Fest Background Music Sadly Overshadowed
MicroFest 2002, which by definition lies defiantly outside what passes for the musical mainstream, took a particularly bizarre turn at Pasadena’s Pacific Asia Museum in its third installment Saturday night.
Within a windowed performance space on the second floor of the museum, the Shadow Theater of Anaphoria backed an hourlong shadow play of dubious value, “Their Venture Beyond the Horizons: An Odyssey Submerged in the Inner Tribes,” with a shimmering, often exquisite score of alternatively tuned toccatas and meditations.
Directed by composer Kraig Grady, the ensemble performed on four metal mallet percussion instruments--including two bass variants called the Mt. Meru that produced impressively deep, tolling reverberations--a battered reed organ and two stringed instruments hidden behind the stage.

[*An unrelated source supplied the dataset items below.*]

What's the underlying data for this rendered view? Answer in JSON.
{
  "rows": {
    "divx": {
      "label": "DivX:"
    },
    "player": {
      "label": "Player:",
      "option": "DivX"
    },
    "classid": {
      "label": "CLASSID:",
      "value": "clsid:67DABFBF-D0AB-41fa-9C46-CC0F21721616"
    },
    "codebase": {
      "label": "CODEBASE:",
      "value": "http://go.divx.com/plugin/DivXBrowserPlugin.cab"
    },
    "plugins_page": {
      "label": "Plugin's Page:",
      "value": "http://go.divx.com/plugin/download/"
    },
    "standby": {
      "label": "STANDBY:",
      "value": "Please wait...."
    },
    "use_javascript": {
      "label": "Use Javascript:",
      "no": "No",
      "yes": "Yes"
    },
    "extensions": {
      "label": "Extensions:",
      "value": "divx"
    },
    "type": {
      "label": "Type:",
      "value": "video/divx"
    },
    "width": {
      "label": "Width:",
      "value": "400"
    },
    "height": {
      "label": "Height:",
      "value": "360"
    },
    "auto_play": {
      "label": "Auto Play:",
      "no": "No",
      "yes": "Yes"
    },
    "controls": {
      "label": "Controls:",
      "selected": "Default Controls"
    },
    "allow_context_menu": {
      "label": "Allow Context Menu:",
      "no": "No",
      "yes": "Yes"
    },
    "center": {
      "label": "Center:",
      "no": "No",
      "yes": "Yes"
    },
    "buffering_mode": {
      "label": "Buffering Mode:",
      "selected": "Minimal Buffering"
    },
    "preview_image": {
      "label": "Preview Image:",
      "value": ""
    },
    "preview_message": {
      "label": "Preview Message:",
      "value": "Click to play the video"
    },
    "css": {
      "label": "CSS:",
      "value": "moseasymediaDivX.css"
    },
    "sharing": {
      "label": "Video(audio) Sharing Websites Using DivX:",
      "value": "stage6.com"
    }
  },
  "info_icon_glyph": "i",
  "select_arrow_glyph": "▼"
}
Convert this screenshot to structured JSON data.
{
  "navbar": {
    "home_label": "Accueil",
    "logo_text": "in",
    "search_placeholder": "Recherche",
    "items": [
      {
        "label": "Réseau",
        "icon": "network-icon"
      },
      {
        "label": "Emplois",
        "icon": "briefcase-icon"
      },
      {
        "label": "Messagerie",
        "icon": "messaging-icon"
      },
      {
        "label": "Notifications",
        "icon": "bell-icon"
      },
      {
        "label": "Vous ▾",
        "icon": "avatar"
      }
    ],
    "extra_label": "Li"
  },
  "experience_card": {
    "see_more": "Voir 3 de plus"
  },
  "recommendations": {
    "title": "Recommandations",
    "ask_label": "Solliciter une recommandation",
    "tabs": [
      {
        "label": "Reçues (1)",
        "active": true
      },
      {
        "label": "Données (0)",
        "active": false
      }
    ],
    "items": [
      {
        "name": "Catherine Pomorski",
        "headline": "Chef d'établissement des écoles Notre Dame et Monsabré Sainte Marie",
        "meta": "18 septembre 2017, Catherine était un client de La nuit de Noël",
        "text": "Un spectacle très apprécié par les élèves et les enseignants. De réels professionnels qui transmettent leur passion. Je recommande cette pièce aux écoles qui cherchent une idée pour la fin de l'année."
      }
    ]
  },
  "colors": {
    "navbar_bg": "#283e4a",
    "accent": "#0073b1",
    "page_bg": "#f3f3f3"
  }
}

There was no need to adjust one’s ears for alternative tuning systems; this music had an allure and beauty that communicated immediately.
The prologue, where a silhouetted hand holding a ball gave way to projections of a comet flying through outer space, was a most striking sequence--and one’s hopes immediately went up. Alas, the ensemble’s sonic splendors were then lavished upon a piece of silliness burdened with antic barbed voices and so-called humor whose chief reference point was not the imaginary South Seas island of Anaphoria but good old Southern California (with mentions of McDonald’s, the Santa Monica Mountains, energy bars, Charlton Heston, etc.)
The shadow play was credited to an “author” named Isafa--and according to the program notes, “Rumors have varied from Isafa being a woman of notoriety to Isafa being a collective endeavor.” If you had written this play, you might want to hide behind “rumors” too.